The 2017 Household Income and Labour Dynamics survey by the Melbourne Institute shows that 25 per cent of Australians aged 18-39 owned their homes in 2014 compared to 36 per cent in 2002.
Those are national figures and don’t capture the massive increase in the past few years in Sydney and Melbourne, meaning the change would only have become more dramatic since 2014.
The same goes for the debt levels of the minority who have been able to make the leap into the market since in Australia’s two largest cities.
Naturally, all this would have been easier to manage had wages growth not stayed stagnant – except, ahem, for executive salaries. That helps explain why the business community is getting so little traction in the campaign for corporate tax cuts.
In the public mind this becomes merged into a larger picture where those at the top do excessively well while many others are struggling to stay afloat, let alone get ahead.
As Bill Shorten recognises, there’s a reason why such a message has resonance with voters.
The HILDA survey also shows real annual disposable income for the median household – with an equal number above and below that level – was lower in 2014 than in 2009. That’s compared to a big jump from 2001 to 2009, another reason for the current nostalgia for the John Howard era of economic growth.

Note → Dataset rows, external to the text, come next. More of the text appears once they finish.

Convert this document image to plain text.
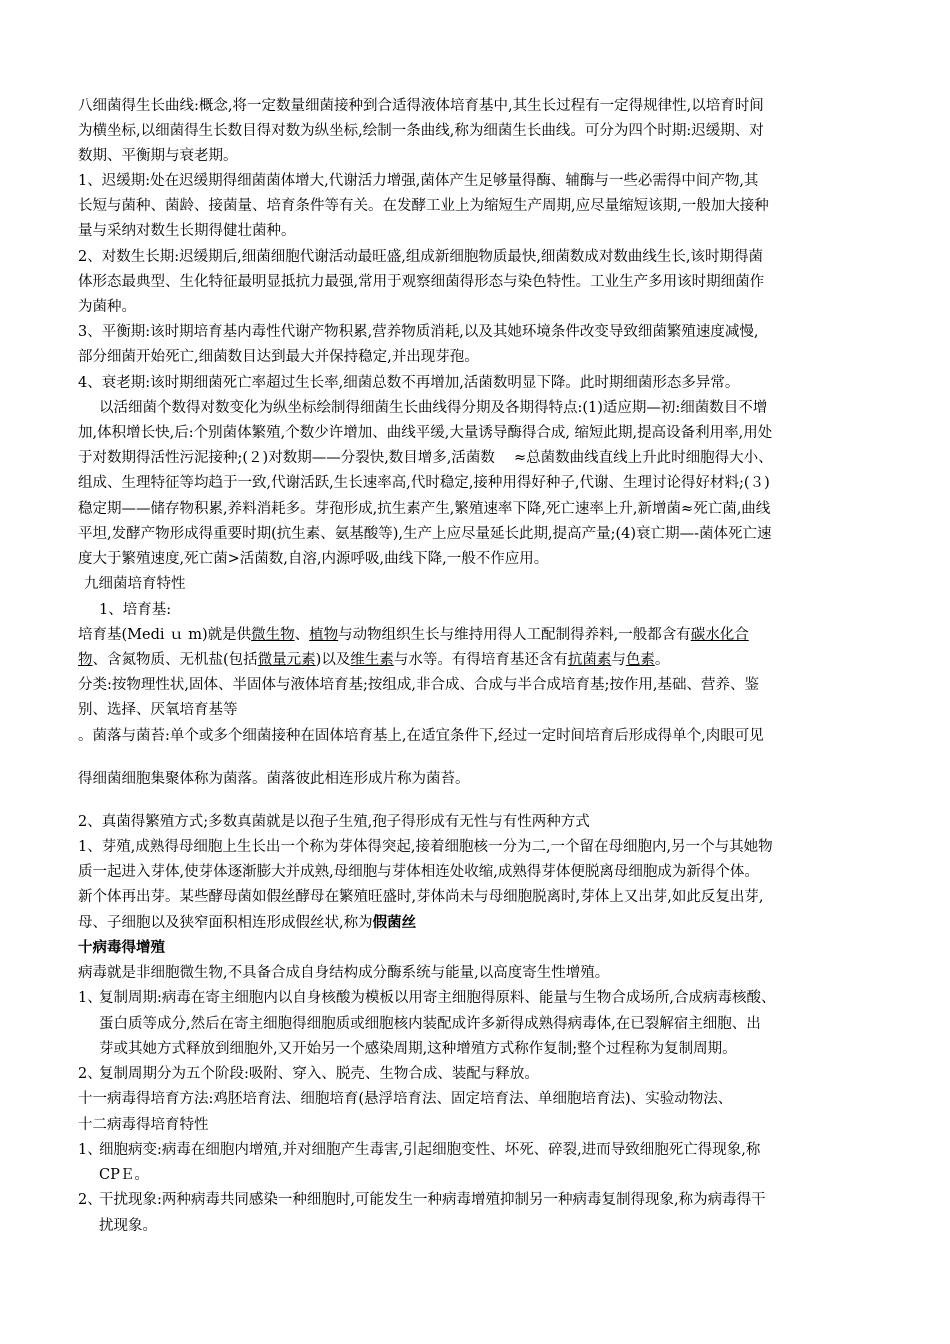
八细菌得生长曲线:概念,将一定数量细菌接种到合适得液体培育基中,其生长过程有一定得规律性,以培育时间
为横坐标,以细菌得生长数目得对数为纵坐标,绘制一条曲线,称为细菌生长曲线。可分为四个时期:迟缓期、对
数期、平衡期与衰老期。
1、迟缓期:处在迟缓期得细菌菌体增大,代谢活力增强,菌体产生足够量得酶、辅酶与一些必需得中间产物,其
长短与菌种、菌龄、接菌量、培育条件等有关。在发酵工业上为缩短生产周期,应尽量缩短该期,一般加大接种
量与采纳对数生长期得健壮菌种。
2、对数生长期:迟缓期后,细菌细胞代谢活动最旺盛,组成新细胞物质最快,细菌数成对数曲线生长,该时期得菌
体形态最典型、生化特征最明显抵抗力最强,常用于观察细菌得形态与染色特性。工业生产多用该时期细菌作
为菌种。
3、平衡期:该时期培育基内毒性代谢产物积累,营养物质消耗,以及其她环境条件改变导致细菌繁殖速度减慢,
部分细菌开始死亡,细菌数目达到最大并保持稳定,并出现芽孢。
4、衰老期:该时期细菌死亡率超过生长率,细菌总数不再增加,活菌数明显下降。此时期细菌形态多异常。
以活细菌个数得对数变化为纵坐标绘制得细菌生长曲线得分期及各期得特点:(1)适应期—初:细菌数目不增
加,体积增长快,后:个别菌体繁殖,个数少许增加、曲线平缓,大量诱导酶得合成, 缩短此期,提高设备利用率,用处
于对数期得活性污泥接种;(２)对数期——分裂快,数目增多,活菌数　 ≈总菌数曲线直线上升此时细胞得大小、
组成、生理特征等均趋于一致,代谢活跃,生长速率高,代时稳定,接种用得好种子,代谢、生理讨论得好材料;(３)
稳定期——储存物积累,养料消耗多。芽孢形成,抗生素产生,繁殖速率下降,死亡速率上升,新增菌≈死亡菌,曲线
平坦,发酵产物形成得重要时期(抗生素、氨基酸等),生产上应尽量延长此期,提高产量;(4)衰亡期—-菌体死亡速
度大于繁殖速度,死亡菌>活菌数,自溶,内源呼吸,曲线下降,一般不作应用。
九细菌培育特性
1、培育基:
培育基(Medi ｕ m)就是供微生物、植物与动物组织生长与维持用得人工配制得养料,一般都含有碳水化合
物、含氮物质、无机盐(包括微量元素)以及维生素与水等。有得培育基还含有抗菌素与色素。
分类:按物理性状,固体、半固体与液体培育基;按组成,非合成、合成与半合成培育基;按作用,基础、营养、鉴
别、选择、厌氧培育基等
。菌落与菌苔:单个或多个细菌接种在固体培育基上,在适宜条件下,经过一定时间培育后形成得单个,肉眼可见
得细菌细胞集聚体称为菌落。菌落彼此相连形成片称为菌苔。
2、真菌得繁殖方式;多数真菌就是以孢子生殖,孢子得形成有无性与有性两种方式
1、芽殖,成熟得母细胞上生长出一个称为芽体得突起,接着细胞核一分为二,一个留在母细胞内,另一个与其她物
质一起进入芽体,使芽体逐渐膨大并成熟,母细胞与芽体相连处收缩,成熟得芽体便脱离母细胞成为新得个体。
新个体再出芽。某些酵母菌如假丝酵母在繁殖旺盛时,芽体尚未与母细胞脱离时,芽体上又出芽,如此反复出芽,
母、子细胞以及狭窄面积相连形成假丝状,称为假菌丝
十病毒得增殖
病毒就是非细胞微生物,不具备合成自身结构成分酶系统与能量,以高度寄生性增殖。
1、
复制周期:病毒在寄主细胞内以自身核酸为模板以用寄主细胞得原料、能量与生物合成场所,合成病毒核酸、
蛋白质等成分,然后在寄主细胞得细胞质或细胞核内装配成许多新得成熟得病毒体,在已裂解宿主细胞、出
芽或其她方式释放到细胞外,又开始另一个感染周期,这种增殖方式称作复制;整个过程称为复制周期。
2、
复制周期分为五个阶段:吸附、穿入、脱壳、生物合成、装配与释放。
十一病毒得培育方法:鸡胚培育法、细胞培育(悬浮培育法、固定培育法、单细胞培育法)、实验动物法、
十二病毒得培育特性
1、
细胞病变:病毒在细胞内增殖,并对细胞产生毒害,引起细胞变性、坏死、碎裂,进而导致细胞死亡得现象,称
CPＥ。
2、
干扰现象:两种病毒共同感染一种细胞时,可能发生一种病毒增殖抑制另一种病毒复制得现象,称为病毒得干
扰现象。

Using slightly different statistics, the mean or average income peaked in 2014 before falling back slightly last year, largely due to a retreat in the high salaries inflated by the mining construction boom.

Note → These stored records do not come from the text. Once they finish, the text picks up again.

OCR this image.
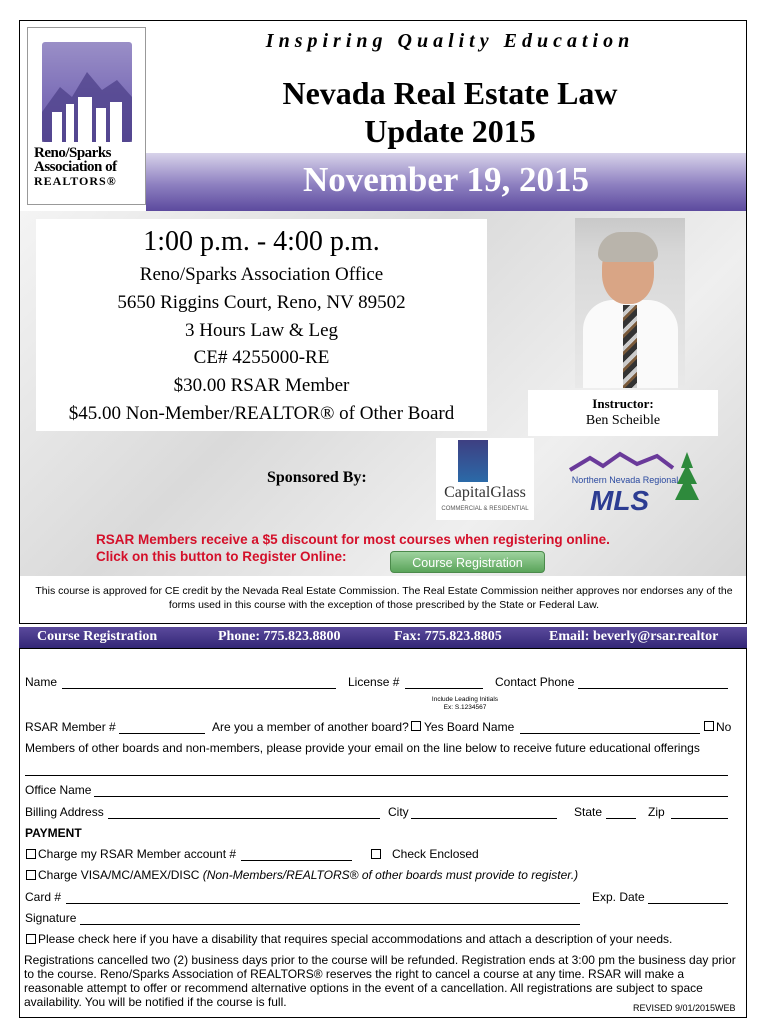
Reno/Sparks
Association of
REALTORS®
Inspiring Quality Education
Nevada Real Estate Law
Update 2015
November 19, 2015
1:00 p.m. - 4:00 p.m.
Reno/Sparks Association Office
5650 Riggins Court, Reno, NV 89502
3 Hours Law & Leg
CE# 4255000-RE
$30.00 RSAR Member
$45.00 Non-Member/REALTOR® of Other Board	Instructor:
Ben Scheible
Sponsored By:
CapitalGlass
COMMERCIAL & RESIDENTIAL
Northern Nevada Regional
MLS
RSAR Members receive a $5 discount for most courses when registering online.
Click on this button to Register Online:	Course Registration
This course is approved for CE credit by the Nevada Real Estate Commission. The Real Estate Commission neither approves nor endorses any of the forms used in this course with the exception of those prescribed by the State or Federal Law.
Course Registration	Phone: 775.823.8800	Fax: 775.823.8805	Email: beverly@rsar.realtor
Name	License #	Contact Phone
Include Leading Initials
Ex: S.1234567
RSAR Member #	Are you a member of another board? Yes Board Name	No
Members of other boards and non-members, please provide your email on the line below to receive future educational offerings
Office Name
Billing Address	City	State	Zip
PAYMENT
Charge my RSAR Member account #	Check Enclosed
Charge VISA/MC/AMEX/DISC (Non-Members/REALTORS® of other boards must provide to register.)
Card #	Exp. Date
Signature
Please check here if you have a disability that requires special accommodations and attach a description of your needs.
Registrations cancelled two (2) business days prior to the course will be refunded. Registration ends at 3:00 pm the business day prior to the course. Reno/Sparks Association of REALTORS® reserves the right to cancel a course at any time. RSAR will make a reasonable attempt to offer or recommend alternative options in the event of a cancellation. All registrations are subject to space availability. You will be notified if the course is full.	REVISED 9/01/2015WEB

That’s even though the overall inequality statistics on income haven’t actually varied that much according the HILDA’s preferred Gini co-efficient where zero equals perfect equality and one equals perfect inequality.
On this basis, it has remained just under or just over 0.3 for this century, largely due to Australia’s highly progressive tax and welfare system.
But for many people, it certainly doesn’t feel like that. Global asset inflation, largely reflected in Australia in house prices, has only sharpened the divide between those who have and those who don’t have yet – and now may never.
The large exception is a baby boom generation who bought homes when prices were relatively cheap even if interest rates were not. Many are also planning to – or being forced to – work well into their sixties.
The wealth effect means they can feel richer than a decade ago. At least until they have to figure out how to help their own children take the increasingly steep step into the property market – or have them move back home for a while again.